# Tutorial: Radial Return

A tutorial on the underlying theory of projecting a stress state back to the plastic yield surface.

You may download the document here, or view just view the graph.

## 2 thoughts on “Tutorial: Radial Return”

1. Phu Nguyen says:

Dear Prof Brannon,

Thanks a lot for sharing this. I have one question though. The presented algorithms look much simpler than the commonly used implicit algorithms which require second derivatives of the yield functions. My question is are they equivalent?

Bests,
Phu

• They are not equivalent. The provided algorithm is an effective and simple choice for high-rate dynamics codes, which are usually based on explicit solvers of the momentum equation. I’ve always been mystified that so much effort has gone into making plasticity algorithms second-order accurate in the case of a constant strain rate. If such a model is put into an implicit-solver host code, the results will still be only first-order accurate unless strain acceleration (i.e., the increment of the strain increment over the step) is included.

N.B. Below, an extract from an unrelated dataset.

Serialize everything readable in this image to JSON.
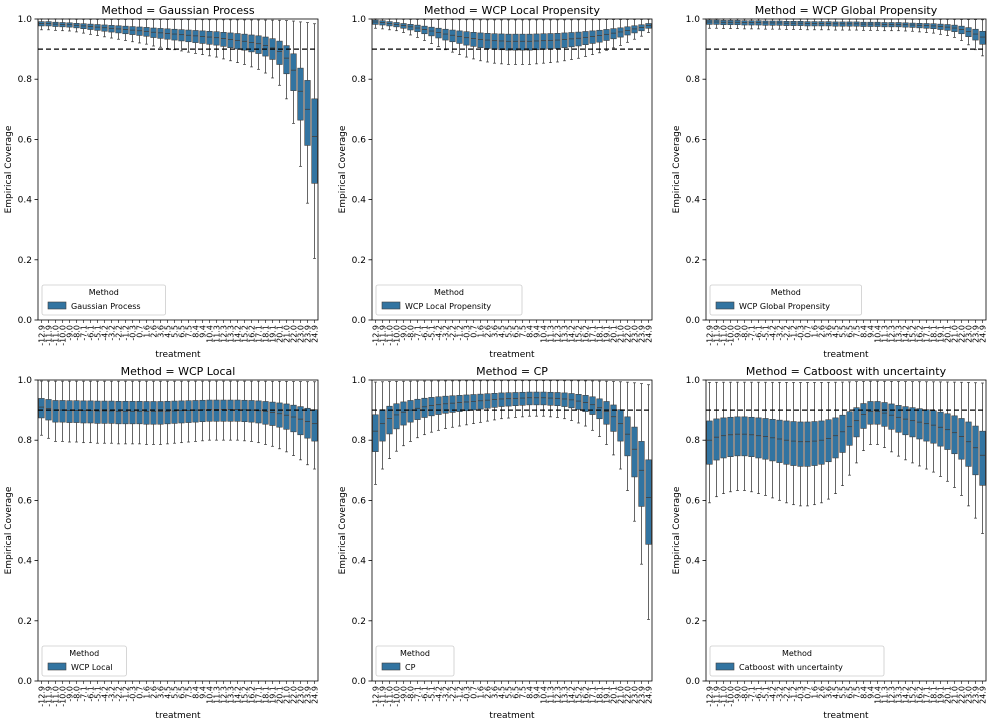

Return algorithms are sometimes called backward-Euler methods (because they returns the elastic trial stress at the end of the time step), but that’s not rigorously accurate because a truly implicit method would need to account for changes in elastic moduli as well as rotation of the stress eigenvectors (the eigenvectors of the trial elastic stress are only a first-order accurate approximation of the exact updated stress). For a challenging verification test, see Example 1 in http://www.mech.utah.edu/~brannon/pubs/7-2009BrannonLeelavanichkul-IJF.pdf, which involves plastic loading for which the stress does not move AT ALL in principal stress space, but it does change by having spinning eigenvectors (this problem is somewhat like plastically rolling out a piece of clay while simultaneously imposing superimposed rotation in the opposite direction so that the problem is always a pure stretch for which the stretch directions rotate).

A word of caution about implicit algorithms: don’t just believe the authors when they make assertions about the accuracy and convergence of their model. Always check it yourself against ANALYTICAL solutions like the ones in the article quoted above. There is a rampant tendency for people to check their model against an answer using lots of timesteps, but such an approach only verifies convergence — not accuracy. Plasticity models are notorious for converging to wrong answers (which do not satisfy the stated governing equations). For models that have pressure dependence of strength, the most common source of convergence to the wrong answer is lack of awareness that closest point algorithms are not supposed to go to the closest point in stress space by an ordinary notion of distance. This point is made in the text part of the Simo Hughes Computational Inelasticity book, but their picture misleadingly shows a closest point return. Always check against basic verification tests with analytical solutions! Don’t forget to test frame indifference too.